Nobile was the opposite of the Scandinavian image of a polar explorer. He was seen as an intellectual rather than an action man, unfit to fend for himself in the extreme Arctic environment. Aas argues, however, that Amundsen would never have reached the North Pole had it not been for Nobile and his airship:
Amundsen was saddled with debts, his resources were very limited ... Italian airships were relatively cheap - without them, he would never have been able to organise this journey. On top of that, Nobile played a crucial role in the planning and logistics of the expedition, and took with him a bunch of highly skilled crew members.
As to Nobile's damaging rescue, Aas pleads the general's case. According to the accounts of Lundborg, the Swedish pilot, corroborated by one of the survivors, the Czech scientist Behounek, Nobile was never really given an option: the Swede had been instructed to lift him out first. Aas explains:
Nobile and the other survivors had devised a rescue plan according to which the general should have been the last one to leave, but the pilot insisted he had to follow the orders and take Nobile first ... In order to persuade him, the Swede argued his presence was needed on board the Citta di Mifono to lead the rescue operation. He was also injured, and therefore a burden to his companions. But these are things that did not emerge back then.
Aas believes Nobile's main flaw was his single-mindedness:
Nobile was extremely ambitious with regard to his career. He was so politically naïve that he embarked on the polar expeditions without realising the possible repercussions of a failure on the Fascist regime back home. His greatest mistake was not to die on the pack ice. Had he died, he would have become a hero.
Zani, too, insists that despite his many faults, Nobile was a capable and courageous commander:
He was an ebullient man with a penchant for women, but not in the least was he a coward. And of course, he was a first-class aeronautic engineer, or else the Soviets would not have recruited him. 1 think that the mud-slinging and accusations of cowardice and technical inexperience were a heap of lies used to launch an attack against him.
Nobile died in 1978 aged 93. Amundsen's body was never found. An inquiry was launched into the disappearance of the French rescue plane carrying him after a float belonging to the aircraft was discovered. It found that bad weather and fog had been the cause of the accident. Having lost his life while trying to rescue another human who also happened to be his bitter rival, Amundsen won the world's admiration.
For many decades, details of Nobile's rescue, Amundsen's disappearance and the allegations of cannibalism directed at crew members of the Italia remained cloudy, partly because the documents relating to expedition, and the people who participated, were scattered across Europe, Russia and the US.
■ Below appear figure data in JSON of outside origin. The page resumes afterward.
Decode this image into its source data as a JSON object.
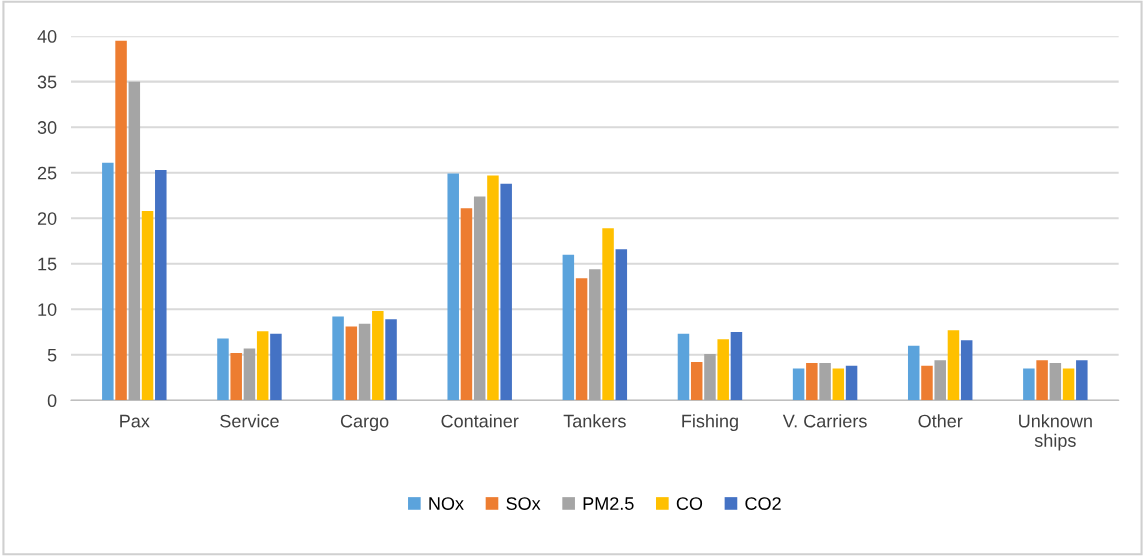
{
  "chart_data": {
    "type": "bar",
    "categories": [
      "Pax",
      "Service",
      "Cargo",
      "Container",
      "Tankers",
      "Fishing",
      "V. Carriers",
      "Other",
      "Unknown\nships"
    ],
    "series": [
      {
        "name": "NOx",
        "color": "#5ba3dc",
        "values": [
          26.1,
          6.8,
          9.2,
          24.9,
          16.0,
          7.3,
          3.5,
          6.0,
          3.5
        ]
      },
      {
        "name": "SOx",
        "color": "#ed7d31",
        "values": [
          39.5,
          5.2,
          8.1,
          21.1,
          13.4,
          4.2,
          4.1,
          3.8,
          4.4
        ]
      },
      {
        "name": "PM2.5",
        "color": "#a5a5a5",
        "values": [
          35.0,
          5.7,
          8.4,
          22.4,
          14.4,
          5.1,
          4.1,
          4.4,
          4.1
        ]
      },
      {
        "name": "CO",
        "color": "#ffc000",
        "values": [
          20.8,
          7.6,
          9.8,
          24.7,
          18.9,
          6.7,
          3.5,
          7.7,
          3.5
        ]
      },
      {
        "name": "CO2",
        "color": "#4472c4",
        "values": [
          25.3,
          7.3,
          8.9,
          23.8,
          16.6,
          7.5,
          3.8,
          6.6,
          4.4
        ]
      }
    ],
    "ylim": [
      0,
      40
    ],
    "yticks": [
      0,
      5,
      10,
      15,
      20,
      25,
      30,
      35,
      40
    ],
    "grid": "y",
    "legend": "bottom"
  }
}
Many of those mysteries might never have been resolved, but in November 2008 the Spitsbergen Airship Museum opened in the capital of the Svalbard islands, Longyearbyen, dedicated to telling the story of the Italia and to filling in the gaps.
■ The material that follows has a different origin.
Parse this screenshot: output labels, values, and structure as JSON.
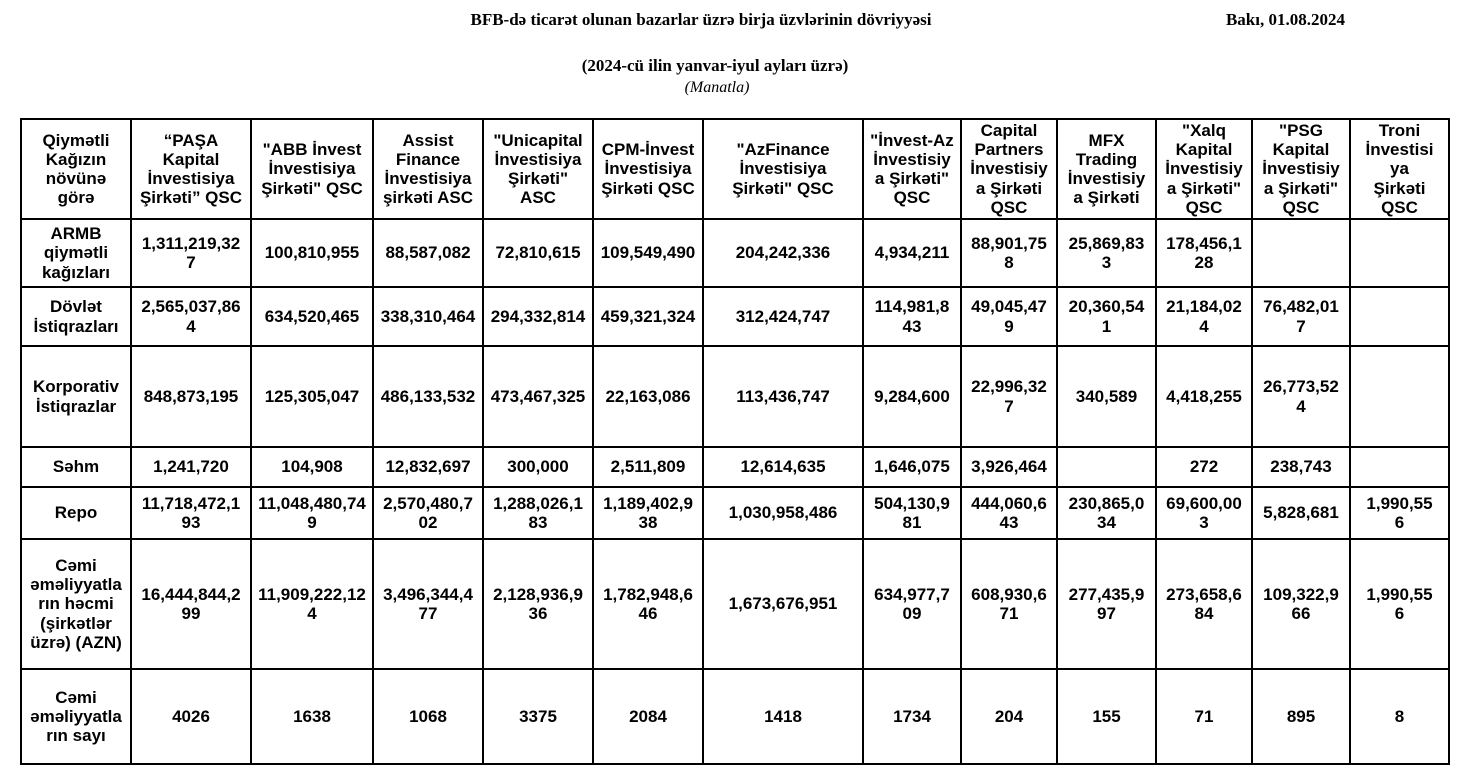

The man behind the project, Stefano Poli, a 40-year-old from Milan, has spent two years piecing together testimonies of some of the 1,500 people who took part in the rescue operation - often through the intermediaries of their children and grandchildren. Poli says:
All this was unthinkable in the decades that followed those events. first the Second World War, then the Cold War with its cultural and political barriers hampered all sorts of communication between those who could have told the real story. In conceiving and setting up this museum I have tried to be as impartial as possible, because I think that the conflict between Amundsen and Nobile was fanned by the press of the time and blown out of proportion.